U.S. Ambassador to Afghanistan Ryan Crocker said Wednesday that the attack was likely carried out by the Haqanni network, a Taliban offshoot group that has been linked to some of the boldest attacks in the capital.The Taliban had claimed responsibility for the attack Tuesday.
Crocker downplayed the significance of Tuesday’s attack, which kept the capital under seige for nearly 20 hours.
“These were five guys that rumbled into town with RPGs under their car seats,” Crocker said. “This is not a very big deal, a hard day for the embassy and my staff, who behaved with enormous courage and dedication. But look, you know a dozen RPG rounds from 800 meters away — that isn’t [the] Tet [offensive], that’s harassment.”

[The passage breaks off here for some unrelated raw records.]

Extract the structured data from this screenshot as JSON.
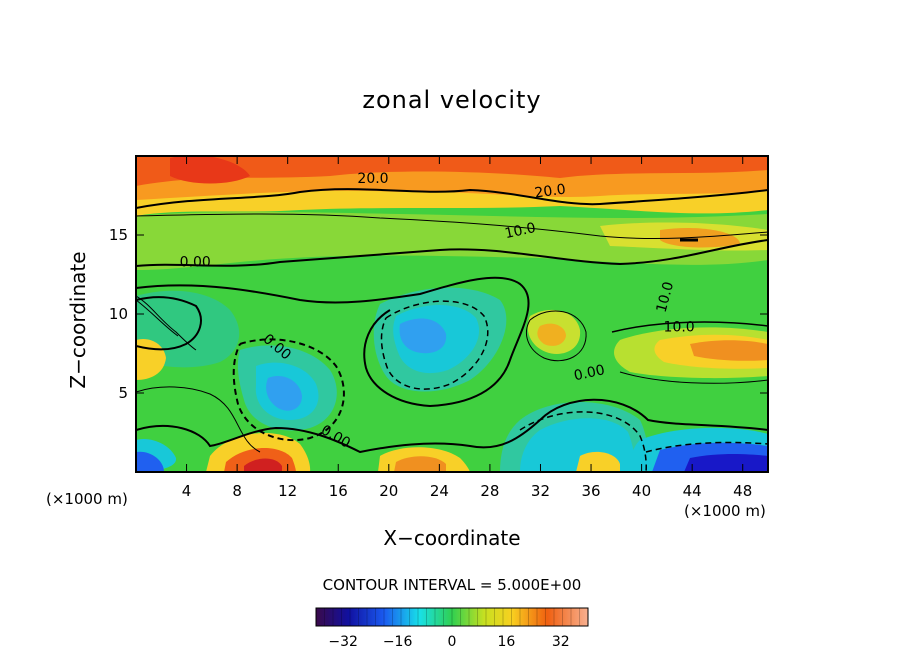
{
  "chart_data": {
    "type": "heatmap",
    "title": "zonal velocity",
    "xlabel": "X−coordinate",
    "ylabel": "Z−coordinate",
    "x_unit_label": "(×1000 m)",
    "xlim": [
      0,
      50
    ],
    "ylim": [
      0,
      20
    ],
    "x_ticks": [
      "4",
      "8",
      "12",
      "16",
      "20",
      "24",
      "28",
      "32",
      "36",
      "40",
      "44",
      "48"
    ],
    "y_ticks": [
      "5",
      "10",
      "15"
    ],
    "contour_labels": [
      "20.0",
      "20.0",
      "10.0",
      "0.00",
      "10.0",
      "10.0",
      "0.00",
      "0.00",
      "0.00"
    ],
    "contour_interval_text": "CONTOUR INTERVAL = 5.000E+00",
    "colorbar": {
      "range": [
        -40,
        40
      ],
      "ticks": [
        "−32",
        "−16",
        "0",
        "16",
        "32"
      ]
    }
  }
}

Crocker said between six and seven rounds landed inside the embassy compound. He said he was heartened by the Afghan government’s response to the attack and by what he described as a lately inconsequential attack.
“If this is the best they can do, I find their lack of ability and capacity and the ability of Afghan forces to respond to it, actually encouraging,” he said.
Transition of responsibility for security from NATO to Afghan security forces “will proceed on pace,” he added.
Crocker spoke to a Wall Street Journal reporter Tuesday morning who was asked by the embassy to share a transcript of the interview with the rest of the Kabul press corps.
Residents watched in horror as lightly armed police officers wearing no body armor fought assailants who fired rockets into diplomatic and military enclaves while holed up in an unoccupied building in what is perhaps the most secure part of the capital.